Keywords: LPS, glycerophospholipid, membrane biogenesis, tamB, yhdP, ydbH

Introduction

Gram-negative bacteria such as Escherichia coli are characterized by having an envelope delimited by two concentric membranes (Silhavy et al., 2010). The inner membrane (IM) is a phospholipid bilayer that surrounds the cytoplasm. The outer membrane (OM) is highly asymmetric with an outer leaflet primarily made of lipopolysaccharides (LPS) and an inner leaflet composed of phospholipids (Muhlradt and Golecki, 1975; Kamio and Nikaido, 1976). This asymmetric structure of the OM is responsible for the innate resistance of Gram-negative bacteria to various antibiotics and detergents (Nikaido, 2003). The IM and OM are separated by an aqueous compartment known as the periplasm, which contains many proteins and a thin cell wall composed of peptidoglycan (Silhavy et al., 2010).

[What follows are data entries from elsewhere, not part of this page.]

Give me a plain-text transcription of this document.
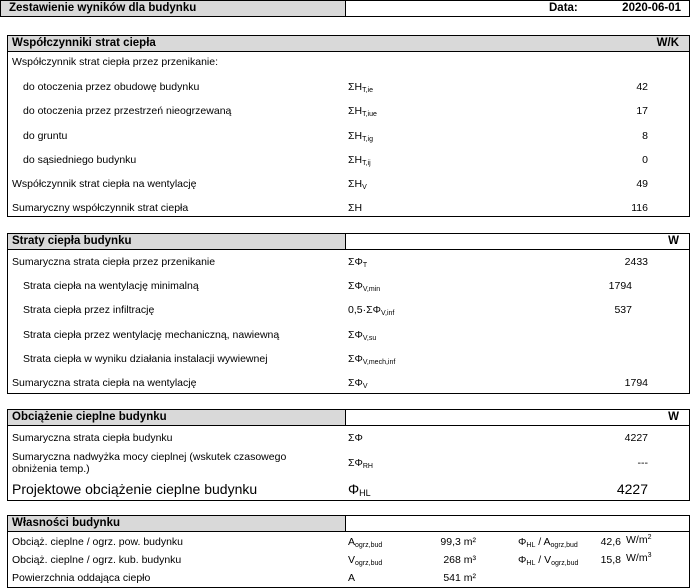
Zestawienie wyników dla budynku	Data:	2020-06-01
Współczynniki strat ciepła	W/K
Współczynnik strat ciepła przez przenikanie:
do otoczenia przez obudowę budynku	$\Sigma H_{T,ie}$	42
do otoczenia przez przestrzeń nieogrzewaną	$\Sigma H_{T,iue}$	17
do gruntu	$\Sigma H_{T,ig}$	8
do sąsiedniego budynku	$\Sigma H_{T,ij}$	0
Współczynnik strat ciepła na wentylację	$\Sigma H_V$	49
Sumaryczny współczynnik strat ciepła	ΣH	116
Straty ciepła budynku	W
Sumaryczna strata ciepła przez przenikanie	$\Sigma\Phi_T$	2433
Strata ciepła na wentylację minimalną	$\Sigma\Phi_{V,min}$	1794
Strata ciepła przez infiltrację	$0,5\cdot\Sigma\Phi_{V,inf}$	537
Strata ciepła przez wentylację mechaniczną, nawiewną	$\Sigma\Phi_{V,su}$
Strata ciepła w wyniku działania instalacji wywiewnej	$\Sigma\Phi_{V,mech,inf}$
Sumaryczna strata ciepła na wentylację	$\Sigma\Phi_V$	1794
Obciążenie cieplne budynku	W
Sumaryczna strata ciepła budynku	ΣΦ	4227
Sumaryczna nadwyżka mocy cieplnej (wskutek czasowego
obniżenia temp.)	$\Sigma\Phi_{RH}$	---
Projektowe obciążenie cieplne budynku	$\Phi_{HL}$	4227
Własności budynku
Obciąż. cieplne / ogrz. pow. budynku	$A_{ogrz,bud}$	99,3 m²	$\Phi_{HL} / A_{ogrz,bud}$ 42,6 $W/m^2$
Obciąż. cieplne / ogrz. kub. budynku	$V_{ogrz,bud}$	268 m³	$\Phi_{HL} / V_{ogrz,bud}$ 15,8 $W/m^3$
Powierzchnia oddająca ciepło	A	541 m²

Since the synthesis of lipids and glycolipids occurs in the IM (Osborn et al., 1972, 1974), the growth of the OM (and therefore of Gram-negative bacteria) relies on systems that transport these molecules across the periplasm (Figure 1). These transport systems are thought to generate the lipid asymmetry of the OM by specifically delivering phospholipids and LPS molecules to the inner and outer leaflets of the OM, respectively. In addition, OM phospholipids can be somehow mislocalized to the outer leaflet of the OM, which activates a specific pathway (Mla system) that removes them from the cell surface and transports them to the IM (Malinverni and Silhavy, 2009; Yeow and Chng, 2022). Thus, Gram-negative bacteria transport lipids across the periplasm in an anterograde (IM-to-OM) fashion in order to grow and in a retrograde (OM-to-IM) fashion to maintain lipid asymmetry at the OM.

Figure 1.

Figure 1.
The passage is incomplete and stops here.